Hi all, I'm learning German (3 years so far), and I've taken a particular quote (Zitat) sort of as my mantra - I'd be interested to see how it would be worded in Latin.

"Wer keine fremde Sprache spricht, kennt seine Muttersprache nicht." --Goethe

Who(ever) doesn't speak a foreign language, doesn't know his mother tongue.

Thanks!

         -Bryan


----------



## Whodunit

GoKyu said:


> "Wer keine fremde Sprache spricht, kennt seine Muttersprache nicht." --Goethe


 
Let me try it:

_Qui linguam barbaram non loquitur, sermonem patrium nescit._

"Barbarus" mans "not Roman." If you need to say "foreign," you could also use "peregrinus" (declined: peregrinam).


----------



## Joca

Whodunit said:


> Let me try it:
> 
> _Qui linguam barbaram non loquitur, sermonem patrium nescit._
> 
> "Barbarus" mans "not Roman." If you need to say "foreign," you could also use "peregrinus" (declined: peregrinam).


 
Whodunit, do you mind my trying again?

"*Qui nullam linguam externam loquitur, patriam nesciet.*"
He who...

or

"*Quicumque nullam linguam externam loquitur, patriam nesciet."*
Whoever...

"Nesciet" is a future form.

_He who doesn't speak a foreign language, will not know the language of his fatherland (or his own)._

JC


----------



## Whodunit

Joca said:


> Whodunit, do you mind my trying again?


 
Although your translation makes sense in Latin, it doesn't correspond to the original sentence. 

In my opinion, "nullus" is not necessary, it gives too much emphasis on the "keine" in German. We would use "gar keine" in such a context. As I said before, "barbarus" is what the Romans would have used. There are many possibilities to express "foreign." I don't like "patria" without mentioning the word for "language" again; it should be there, otherwise it has another meaning.

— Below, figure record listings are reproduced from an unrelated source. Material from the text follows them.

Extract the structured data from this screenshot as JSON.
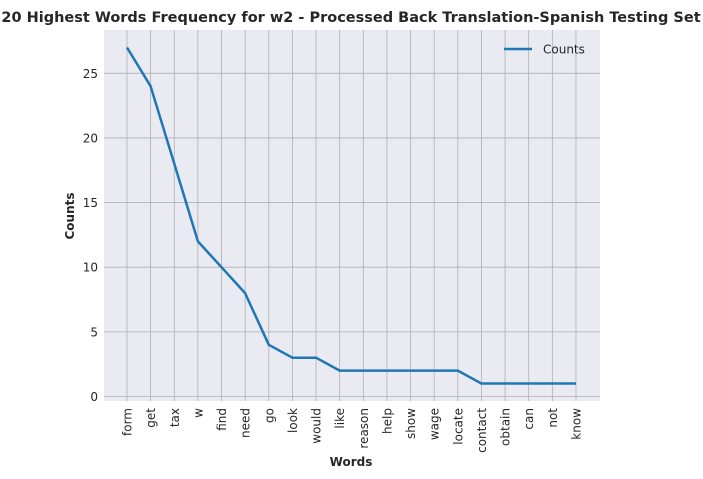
{
  "chart_data": {
    "type": "line",
    "title": "20 Highest Words Frequency for w2 - Processed Back Translation-Spanish Testing Set",
    "xlabel": "Words",
    "ylabel": "Counts",
    "categories": [
      "form",
      "get",
      "tax",
      "w",
      "find",
      "need",
      "go",
      "look",
      "would",
      "like",
      "reason",
      "help",
      "show",
      "wage",
      "locate",
      "contact",
      "obtain",
      "can",
      "not",
      "know"
    ],
    "series": [
      {
        "name": "Counts",
        "values": [
          27,
          24,
          18,
          12,
          10,
          8,
          4,
          3,
          3,
          2,
          2,
          2,
          2,
          2,
          2,
          1,
          1,
          1,
          1,
          1
        ]
      }
    ],
    "ylim": [
      -0.35,
      28.35
    ],
    "yticks": [
      0,
      5,
      10,
      15,
      20,
      25
    ],
    "grid": true,
    "legend_position": "top-right",
    "colors": {
      "line": "#1f77b4",
      "plot_bg": "#eaeaf2",
      "grid": "#b0b0b0"
    }
  }
}
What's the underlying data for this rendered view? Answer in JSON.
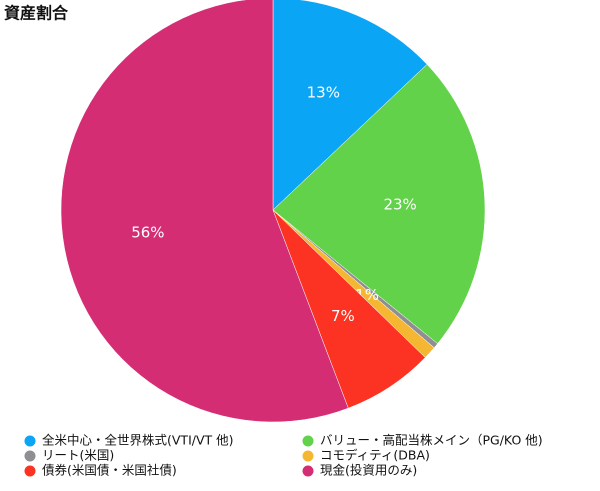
{
  "chart_data": {
    "type": "pie",
    "title": "資産割合",
    "categories": [
      "全米中心・全世界株式(VTI/VT 他)",
      "バリュー・高配当株メイン（PG/KO 他)",
      "リート(米国)",
      "コモディティ(DBA)",
      "債券(米国債・米国社債)",
      "現金(投資用のみ)"
    ],
    "values": [
      13,
      23,
      0.4,
      1,
      7,
      56
    ],
    "value_labels": [
      "13%",
      "23%",
      null,
      "1%",
      "7%",
      "56%"
    ],
    "colors": [
      "#0aa5f5",
      "#62d24a",
      "#8e8e93",
      "#f5b731",
      "#fc3223",
      "#d42d74"
    ]
  }
}
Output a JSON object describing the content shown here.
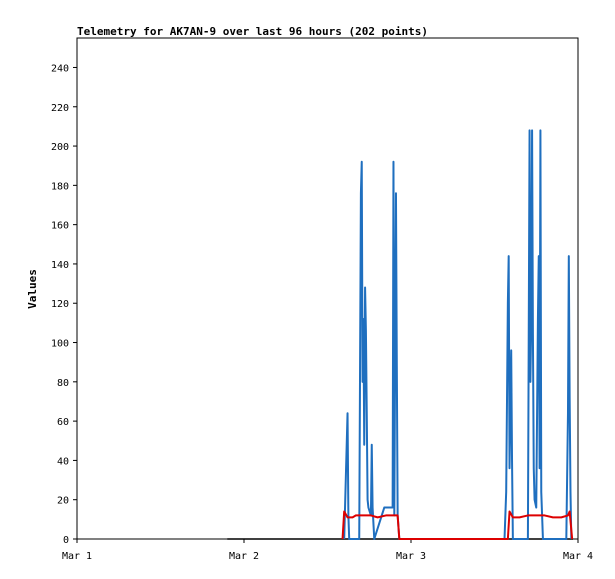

What I might agree upon is the future tense. It could be better in Latin.


----------



## Joca

Whodunit said:


> Although your translation makes sense in Latin, it doesn't correspond to the original sentence.
> 
> In my opinion, "nullus" is not necessary, it gives too much emphasis on the "keine" in German. We would use "gar keine" in such a context. As I said before, "barbarus" is what the Romans would have used. There are many possibilities to express "foreign." I don't like "patria" without mentioning the word for "language" again; it should be there, otherwise it has another meaning.
> 
> What I might agree upon is the future tense. It could be better in Latin.


 
Thanks Whodunit.

Your translation: _Qui linguam barbaram non loquitur, sermonem patrium nescit._

He who doesn't speak a foreign (barbarian) language, doesn't know the native talk. 

I think that your translation also makes sense in Latin, but:

a) does it correspond to the original sentence? Probably not. Maybe we don't need to very strict in this respect; I presume that a certain liberty can be taken.

b) "barbarus" makes sense in a Roman/Greek/Latin context, but not in a sentence by Goethe, I am afraid. "Barbarus" also stands for "savage, rude", in rather a pejorative sense. I don't think Goethe had this in mind. 

In any case, let's wait for someone else to untie the knot. Do you agree?

Cheers,

JC


----------



## GoKyu

Thanks for the replies so far, this is very interesting! 

Gibt's andere Deutschen, die auch Lateinisch können? 

         -Bryan


----------



## jazyk

No no no. All suggestions are bad.  Here's the best one:

Qui linguis exter(n)is non loquitur, suam linguam non cognoscet.

Jazyk


----------